Enzo dividía el arte médico entre quienes trabajan con pasión y «quienes responden sólo técnicamente a la necesidad de las personas de compartir su dolor, a quienes llamaba “funcionarios”», señala Giampaolo. Por esto Piccinini repetía a menudo a los suyos un viejo eslogan de las elecciones universitarias: «Por pasión, no por obligación». Los funcionarios se limitan a cumplir.
Una aula para los estudiantes
Por pasión se podía compartir con un paciente y sus familiares el drama de una operación, por pasión se podía hablar con tierna franqueza a un enfermo de gravedad sin dejarlo en la desesperación, por pasión se podía ir a verle a casa, una vez dado de alta.
« Nos ha enseñado que el primer deber profesional es responder seriamente a la necesidad de cura, pero esto no implica una distancia con la persona, más bien supone compartir», subraya Giampaolo. «No podemos operar a una persona y decirle “hasta la vista”», insiste Antonello. Por pasión hoy este grupo de médicos de hospital, sin que se lo impusiera ningún deber profesional, ha dispuesto un aula provista de maniquíes para que puedan hacer prácticas los estudiantes universitarios. Por pasión llevan a la sala de operaciones a jóvenes que están haciendo la especialidad, permitiéndoles hacer más horas de prácticas de las estipuladas. Por pasión, colaboran con profesores de Madrid y de Boston a los que conoció Piccinini durante sus frecuentes viajes de trabajo al extranjero.
No tener miedo a nuestros límites
« No somos unos fenómenos, se defiende Giampaolo, sencillamente hemos aprendido de él a estar ante la realidad».
« Una presencia que desde fuera impresiona», dice Andrea, un médico amigo que trabaja en la dirección sanitaria del hospital. «No se ha visto jamás un cirujano que vuelva voluntariamente a una sección diferente de la suya para visitar repetidamente al paciente ya operado sin que le llame nadie».

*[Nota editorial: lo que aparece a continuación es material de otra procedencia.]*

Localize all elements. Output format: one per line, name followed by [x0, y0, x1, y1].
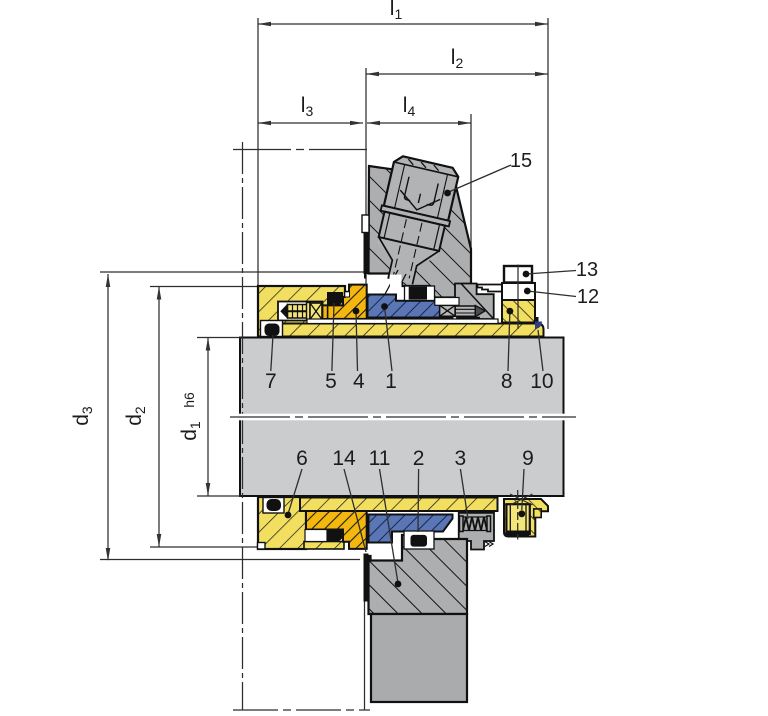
svg-text:14: 14 — [332, 447, 356, 470]
svg-text:h6: h6 — [181, 392, 197, 408]
svg-text:9: 9 — [522, 447, 534, 470]
svg-text:13: 13 — [576, 259, 598, 281]
svg-text:4: 4 — [353, 370, 365, 393]
svg-text:7: 7 — [265, 370, 277, 393]
svg-text:12: 12 — [577, 286, 599, 308]
svg-text:6: 6 — [296, 447, 308, 470]
svg-text:2: 2 — [413, 447, 425, 470]
svg-text:3: 3 — [455, 447, 467, 470]
svg-text:8: 8 — [501, 370, 513, 393]
svg-text:1: 1 — [385, 370, 397, 393]
svg-text:11: 11 — [369, 447, 391, 470]
svg-text:10: 10 — [530, 370, 553, 393]
svg-text:5: 5 — [325, 370, 337, 393]
svg-text:15: 15 — [510, 150, 532, 172]
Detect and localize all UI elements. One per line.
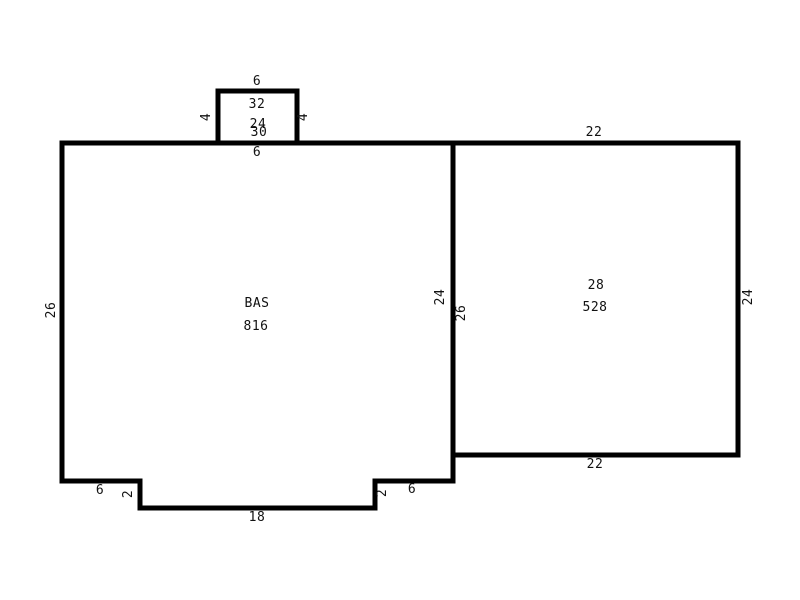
floor-plan-canvas: 6 32 24 4 4 30 6 BAS 816 26 24 26 22 28 … — [0, 0, 800, 600]
dim-bottom-right-step: 2 — [375, 489, 390, 497]
right-area-label: 528 — [583, 300, 608, 315]
right-name-label: 28 — [588, 278, 605, 293]
dim-porch-right: 4 — [296, 113, 311, 121]
dim-bottom-center: 18 — [249, 510, 266, 525]
dim-main-top-segment: 6 — [253, 145, 261, 160]
dim-bottom-left-step: 2 — [121, 490, 136, 498]
dim-porch-left: 4 — [199, 113, 214, 121]
dim-right-bottom: 22 — [587, 457, 604, 472]
sketch-page: 6 32 24 4 4 30 6 BAS 816 26 24 26 22 28 … — [0, 0, 800, 600]
main-area-label: 816 — [244, 319, 269, 334]
dim-main-top: 30 — [251, 125, 268, 140]
main-name-label: BAS — [245, 296, 270, 311]
dim-main-left: 26 — [44, 302, 59, 319]
dim-bottom-left-segment: 6 — [96, 483, 104, 498]
dim-divider-right: 26 — [454, 305, 469, 322]
dim-right-top: 22 — [586, 125, 603, 140]
dim-bottom-right-segment: 6 — [408, 482, 416, 497]
dim-porch-top: 6 — [253, 74, 261, 89]
porch-name-label: 32 — [249, 97, 266, 112]
dim-divider-left: 24 — [433, 289, 448, 306]
right-area-outline — [453, 143, 738, 455]
dim-right-right: 24 — [741, 289, 756, 306]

Una forma de estar ante el trabajo que no cae del cielo. «Enzo nos ha enseñado confiándonos responsabilidades enormes, pero estando siempre dispuesto a corregirnos», recuerda Simone. «Era capaz de regañarte con furia en la sala de espera, delante de un centenar de personas».
¿ La mayor lección? «No tener miedo del propio límite, de la propia derrota, responde Giampaolo, algo que el funcionario encuentra insoportable. Un enfermo que presente complicaciones, una operación que no sale bien, un fracaso, son su condenación y hará lo que sea para que un paciente semejante sea trasladado rápidamente, alejado de su vista. Por esto, aquí y en todas partes, el funcionario rara vez acepta operar los casos desesperados: destrozan las estadísticas».
Una herencia humana y profesional difícil. «Sí, y todos los días advertimos nuestra inadecuación - continúa Giampaolo -, pero también percibimos la obligación de no desperdiciar lo que hemos aprendido, para intentar construir algo bello cuyos contornos no están en nuestras manos, con el deseo de hacerlo florecer».